Increased fracturing, or "new drilling techniques," to conquer this "continent" of natural gas and shale oil here in America? It will do nothing but accelerate the environmental rotting process of this once-great nation.

Even if the United States DOUBLED it's shale oil and natural gas production, assuming private enterprise somehow came up with all the mind-boggling infrastructure and logistical costs associated with such an expansion (during a time of austerity measures, mind you)... wait, no... say TRIPLED. ... It STILL isn't gonna come close to satiating more than a tiny fraction of our 89 million barrels per day appetite. Have you seen the figures for current production, comparing conventional and unconventional oil and gas? I have. They're easy to find on "teh Googles." For total unconventional production, it ain't a big number, annually, at all.

Then imagine the legal costs for any drilling corporation that devastates a U.S. community for "ever more" of this crap.

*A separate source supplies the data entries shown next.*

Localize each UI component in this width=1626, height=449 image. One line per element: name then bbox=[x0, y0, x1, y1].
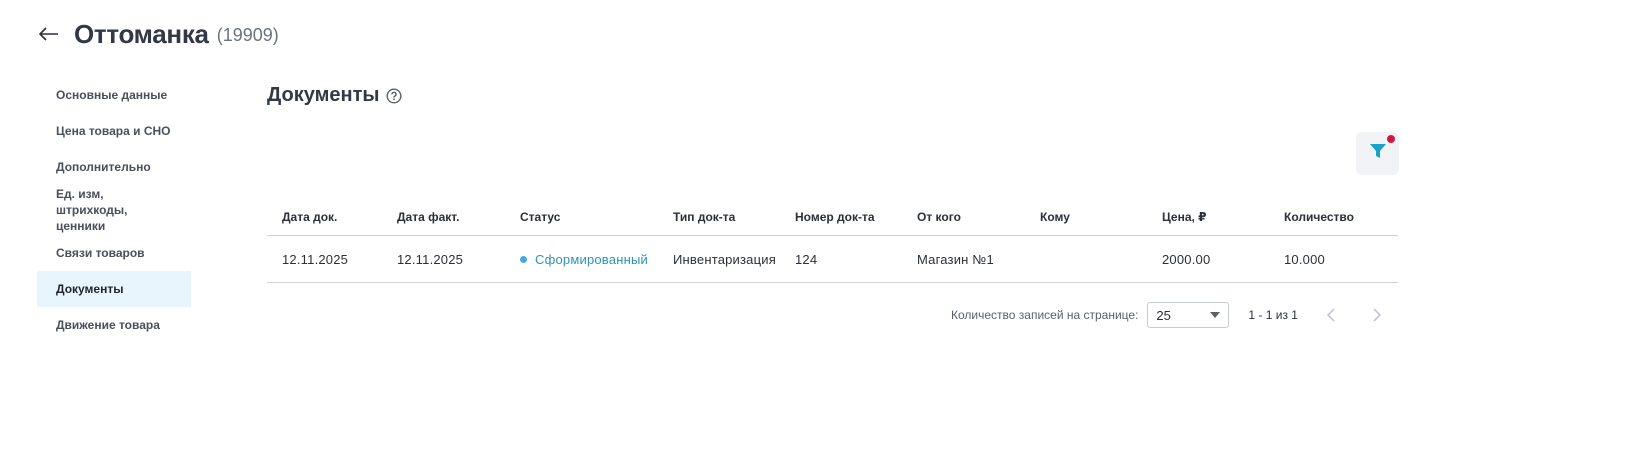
sidebar-item-label: Документы bbox=[56, 282, 124, 296]
section-title: Документы bbox=[267, 84, 380, 106]
pagination-range: 1 - 1 из 1 bbox=[1248, 308, 1298, 322]
cell-doc-number: 124 bbox=[795, 251, 818, 267]
column-header[interactable]: Цена, ₽ bbox=[1162, 210, 1207, 224]
per-page-label: Количество записей на странице: bbox=[951, 308, 1139, 322]
prev-page-button[interactable] bbox=[1320, 304, 1342, 326]
chevron-right-icon bbox=[1373, 308, 1382, 322]
sidebar-item-movement[interactable]: Движение товара bbox=[37, 307, 191, 343]
cell-date-fact: 12.11.2025 bbox=[397, 251, 464, 267]
page-title: Оттоманка bbox=[74, 18, 209, 49]
sidebar-item-label: Цена товара и СНО bbox=[56, 124, 171, 138]
column-header[interactable]: Статус bbox=[520, 210, 560, 224]
table-row[interactable]: 12.11.2025 12.11.2025 Сформированный Инв… bbox=[267, 236, 1398, 283]
sidebar-nav: Основные данные Цена товара и СНО Дополн… bbox=[37, 77, 191, 343]
column-header[interactable]: Тип док-та bbox=[673, 210, 735, 224]
sidebar-item-units-barcodes[interactable]: Ед. изм, штрихкоды, ценники bbox=[37, 185, 191, 235]
sidebar-item-label: Основные данные bbox=[56, 88, 168, 102]
column-header[interactable]: От кого bbox=[917, 210, 961, 224]
status-label: Сформированный bbox=[535, 251, 648, 267]
column-header[interactable]: Номер док-та bbox=[795, 210, 875, 224]
status-dot-icon bbox=[520, 255, 527, 263]
cell-from: Магазин №1 bbox=[917, 251, 994, 267]
column-header[interactable]: Дата док. bbox=[282, 210, 337, 224]
table-header: Дата док. Дата факт. Статус Тип док-та Н… bbox=[267, 198, 1398, 236]
section-header: Документы bbox=[267, 84, 402, 107]
sidebar-item-main-data[interactable]: Основные данные bbox=[37, 77, 191, 113]
filter-icon bbox=[1369, 142, 1387, 165]
sidebar-item-links[interactable]: Связи товаров bbox=[37, 235, 191, 271]
sidebar-item-label: Ед. изм, штрихкоды, ценники bbox=[56, 187, 128, 233]
sidebar-item-label: Связи товаров bbox=[56, 246, 145, 260]
sidebar-item-price[interactable]: Цена товара и СНО bbox=[37, 113, 191, 149]
sidebar-item-documents[interactable]: Документы bbox=[37, 271, 191, 307]
column-header[interactable]: Кому bbox=[1040, 210, 1070, 224]
page-header: Оттоманка (19909) bbox=[38, 16, 279, 52]
documents-table: Дата док. Дата факт. Статус Тип док-та Н… bbox=[267, 198, 1398, 283]
next-page-button[interactable] bbox=[1366, 304, 1388, 326]
filter-button[interactable] bbox=[1356, 132, 1399, 175]
sidebar-item-additional[interactable]: Дополнительно bbox=[37, 149, 191, 185]
product-id: (19909) bbox=[216, 25, 279, 45]
cell-status: Сформированный bbox=[520, 252, 648, 267]
chevron-left-icon bbox=[1326, 308, 1335, 322]
column-header[interactable]: Дата факт. bbox=[397, 210, 459, 224]
per-page-select[interactable]: 25 bbox=[1147, 302, 1230, 328]
cell-doc-type: Инвентаризация bbox=[673, 251, 776, 267]
per-page-value: 25 bbox=[1156, 307, 1171, 323]
back-arrow-icon[interactable] bbox=[38, 23, 60, 45]
cell-price: 2000.00 bbox=[1162, 251, 1211, 267]
sidebar-item-label: Движение товара bbox=[56, 318, 160, 332]
help-icon[interactable] bbox=[386, 87, 402, 104]
filter-active-badge bbox=[1387, 135, 1395, 143]
cell-quantity: 10.000 bbox=[1284, 251, 1325, 267]
chevron-down-icon bbox=[1210, 312, 1221, 318]
column-header[interactable]: Количество bbox=[1284, 210, 1354, 224]
cell-date-doc: 12.11.2025 bbox=[282, 251, 349, 267]
sidebar-item-label: Дополнительно bbox=[56, 160, 151, 174]
pagination: Количество записей на странице: 25 1 - 1… bbox=[951, 302, 1388, 328]
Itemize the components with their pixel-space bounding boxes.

In the end, it's simple. The dirtier it gets, the more the costs are going to rise. Whether we're talking strip mining the American frontier, or drilling deep under the U.S. sea bed. ... Those costs are going rapidly upward. Both in terms of the infrastructural/extraction/refinement/distribution side of it, AND in the environmental and legal side of it.

Tuesday, November 1, 2011

Chris Hedges

Chris Hedges, theologist, Pulitzer Prize-winning author of 'American Fascists: The Christian Right and the War on America:

"I'm an enemy of fundamentalism, period. ... The new Christian right (wing) in this country are heretics. The notion that we are called upon to amass wealth, ... I mean, that's not Biblical. It's not supported by the Bible." 

------------
"Our decline began when we shifted from an empire of production to an empire of consumption... by the end of the Vietnam War, when the costs of the war ate away at Lyndon Johnson's "Great Society," and domestic oil production began it's steady, inexorable decline, we saw our country transformed from one that primarily produced to one that primarily consumed... 

We started borrowing to maintain a lifestyle - as well as an empire - we could no longer afford... we began to use force to feed our insatiable thirst for cheap oil... and the bill is now due... America's most dangerous enemies are not Islamic radicals, but those who sold us the perverted ideology of free market capitalism and globalization... they have dynamited the foundations of our society.

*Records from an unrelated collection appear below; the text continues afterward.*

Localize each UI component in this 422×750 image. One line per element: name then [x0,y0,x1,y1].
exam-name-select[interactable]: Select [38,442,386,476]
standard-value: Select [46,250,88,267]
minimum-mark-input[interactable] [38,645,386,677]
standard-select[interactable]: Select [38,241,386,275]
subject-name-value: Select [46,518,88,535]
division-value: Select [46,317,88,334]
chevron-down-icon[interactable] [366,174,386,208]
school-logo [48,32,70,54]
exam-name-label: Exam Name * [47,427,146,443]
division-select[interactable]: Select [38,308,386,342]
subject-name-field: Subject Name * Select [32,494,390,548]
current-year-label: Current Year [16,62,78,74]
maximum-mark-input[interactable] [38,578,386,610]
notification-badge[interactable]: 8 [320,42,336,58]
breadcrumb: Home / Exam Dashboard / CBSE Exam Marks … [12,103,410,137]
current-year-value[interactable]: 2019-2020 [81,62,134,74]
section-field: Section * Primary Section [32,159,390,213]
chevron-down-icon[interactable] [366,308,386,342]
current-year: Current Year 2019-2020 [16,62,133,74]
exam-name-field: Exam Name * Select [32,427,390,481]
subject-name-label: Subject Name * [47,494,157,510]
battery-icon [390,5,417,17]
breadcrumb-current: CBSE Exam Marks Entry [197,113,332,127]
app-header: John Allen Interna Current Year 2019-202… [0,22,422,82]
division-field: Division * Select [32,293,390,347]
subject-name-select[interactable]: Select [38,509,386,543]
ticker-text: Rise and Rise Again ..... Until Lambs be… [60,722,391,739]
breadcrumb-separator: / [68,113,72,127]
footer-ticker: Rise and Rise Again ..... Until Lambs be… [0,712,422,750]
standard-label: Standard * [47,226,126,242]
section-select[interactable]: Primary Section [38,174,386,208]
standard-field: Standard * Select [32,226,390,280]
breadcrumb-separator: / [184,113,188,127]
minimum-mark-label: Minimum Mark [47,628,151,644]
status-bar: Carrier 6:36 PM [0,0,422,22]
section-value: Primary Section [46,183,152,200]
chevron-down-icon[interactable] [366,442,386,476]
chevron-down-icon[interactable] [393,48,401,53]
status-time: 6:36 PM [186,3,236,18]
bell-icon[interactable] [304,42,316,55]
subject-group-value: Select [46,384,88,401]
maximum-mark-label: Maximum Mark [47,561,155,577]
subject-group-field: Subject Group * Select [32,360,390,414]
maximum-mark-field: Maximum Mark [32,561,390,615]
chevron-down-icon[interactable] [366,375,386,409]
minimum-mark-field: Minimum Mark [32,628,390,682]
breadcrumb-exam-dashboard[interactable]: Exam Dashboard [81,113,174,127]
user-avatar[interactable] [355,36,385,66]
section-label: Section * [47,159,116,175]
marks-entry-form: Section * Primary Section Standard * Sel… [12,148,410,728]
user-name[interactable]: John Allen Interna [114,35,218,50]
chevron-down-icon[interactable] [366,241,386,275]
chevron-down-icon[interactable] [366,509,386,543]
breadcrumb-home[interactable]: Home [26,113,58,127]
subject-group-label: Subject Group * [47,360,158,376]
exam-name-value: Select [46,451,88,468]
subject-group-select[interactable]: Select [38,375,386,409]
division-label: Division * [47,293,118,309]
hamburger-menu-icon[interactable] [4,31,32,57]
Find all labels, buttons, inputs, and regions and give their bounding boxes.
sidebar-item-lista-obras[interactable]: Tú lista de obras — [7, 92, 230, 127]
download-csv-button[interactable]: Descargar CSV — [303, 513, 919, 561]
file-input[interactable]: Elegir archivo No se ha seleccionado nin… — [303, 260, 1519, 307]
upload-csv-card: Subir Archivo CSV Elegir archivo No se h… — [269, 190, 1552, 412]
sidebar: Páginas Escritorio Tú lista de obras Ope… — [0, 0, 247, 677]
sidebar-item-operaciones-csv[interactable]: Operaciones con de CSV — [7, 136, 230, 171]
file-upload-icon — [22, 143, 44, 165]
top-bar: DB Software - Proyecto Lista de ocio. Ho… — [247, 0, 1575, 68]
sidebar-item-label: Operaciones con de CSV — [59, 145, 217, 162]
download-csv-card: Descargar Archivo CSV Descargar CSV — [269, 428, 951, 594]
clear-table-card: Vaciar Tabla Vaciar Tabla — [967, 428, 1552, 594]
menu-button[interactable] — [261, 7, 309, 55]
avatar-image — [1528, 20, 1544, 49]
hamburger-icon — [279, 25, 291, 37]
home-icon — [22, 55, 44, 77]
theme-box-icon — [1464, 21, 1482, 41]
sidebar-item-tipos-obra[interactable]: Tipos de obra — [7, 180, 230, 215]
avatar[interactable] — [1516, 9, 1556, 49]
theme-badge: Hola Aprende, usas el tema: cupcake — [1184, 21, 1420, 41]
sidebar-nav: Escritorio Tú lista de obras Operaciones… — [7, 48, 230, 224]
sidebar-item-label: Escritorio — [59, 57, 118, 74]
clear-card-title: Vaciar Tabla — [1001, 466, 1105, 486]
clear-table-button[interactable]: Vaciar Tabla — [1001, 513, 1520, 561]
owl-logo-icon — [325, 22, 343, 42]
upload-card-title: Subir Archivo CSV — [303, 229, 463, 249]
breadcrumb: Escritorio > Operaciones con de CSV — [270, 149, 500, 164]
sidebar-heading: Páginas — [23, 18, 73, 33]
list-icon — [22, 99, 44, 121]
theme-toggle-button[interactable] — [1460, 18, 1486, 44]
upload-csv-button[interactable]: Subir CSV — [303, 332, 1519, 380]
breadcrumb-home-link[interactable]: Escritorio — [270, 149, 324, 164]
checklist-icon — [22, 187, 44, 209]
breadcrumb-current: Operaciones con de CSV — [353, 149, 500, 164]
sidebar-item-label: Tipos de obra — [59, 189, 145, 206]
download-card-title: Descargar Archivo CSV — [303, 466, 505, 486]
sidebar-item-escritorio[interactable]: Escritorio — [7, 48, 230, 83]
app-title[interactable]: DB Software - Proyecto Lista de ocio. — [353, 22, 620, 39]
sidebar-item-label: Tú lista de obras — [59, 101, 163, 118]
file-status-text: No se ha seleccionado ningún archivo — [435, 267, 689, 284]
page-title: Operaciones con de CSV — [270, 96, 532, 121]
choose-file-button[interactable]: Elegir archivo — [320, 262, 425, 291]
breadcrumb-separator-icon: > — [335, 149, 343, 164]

In the 17th Century these speculators would have been hung. Today, they run the government and consume billions in tax-payer subsidies. These corporate forces will never permit real reform. It would mean their extinction. The oil and gas industry will never allow us to achieve energy independence. That would devastate their profits. Real reform would wipe out tens of billions of dollars in weapons contracts."
 -  Empire of Illusion speech.



Saturday, October 22, 2011

G'day mate!

From the Australian government's senate committee report:
"The case is made that the global peaking of crude oil production has happened 2005-2008. This triggered the financial crisis in a banking sector which had a pre-condition of accumulated debt. The recession which was to be expected after peak oil has now damaged the economy, making it harder to respond to the evolving oil & energy crisis.
The root cause for the global financial crisis was and still is the untested assumption of perpetual economic growth, an almost religious belief that fueled investments to underpin such growth, the use of accumulating debt to finance it and the slowly dawning realization that such growth could not and cannot happen due to high oil prices and limited oil production."
http://www.aph.gov.au/Senate/committee/fuelenergy_ctte/submissions/sub0103.pdf

Monday, October 17, 2011

White's Law

From Wiki: 
White's law, named after Leslie White and published in 1943, states that, other factors remaining constant, "culture evolves as the amount of energy harnessed per capita per year is increased, or as the efficiency of the instrumental means of putting the energy to work is increased".[1]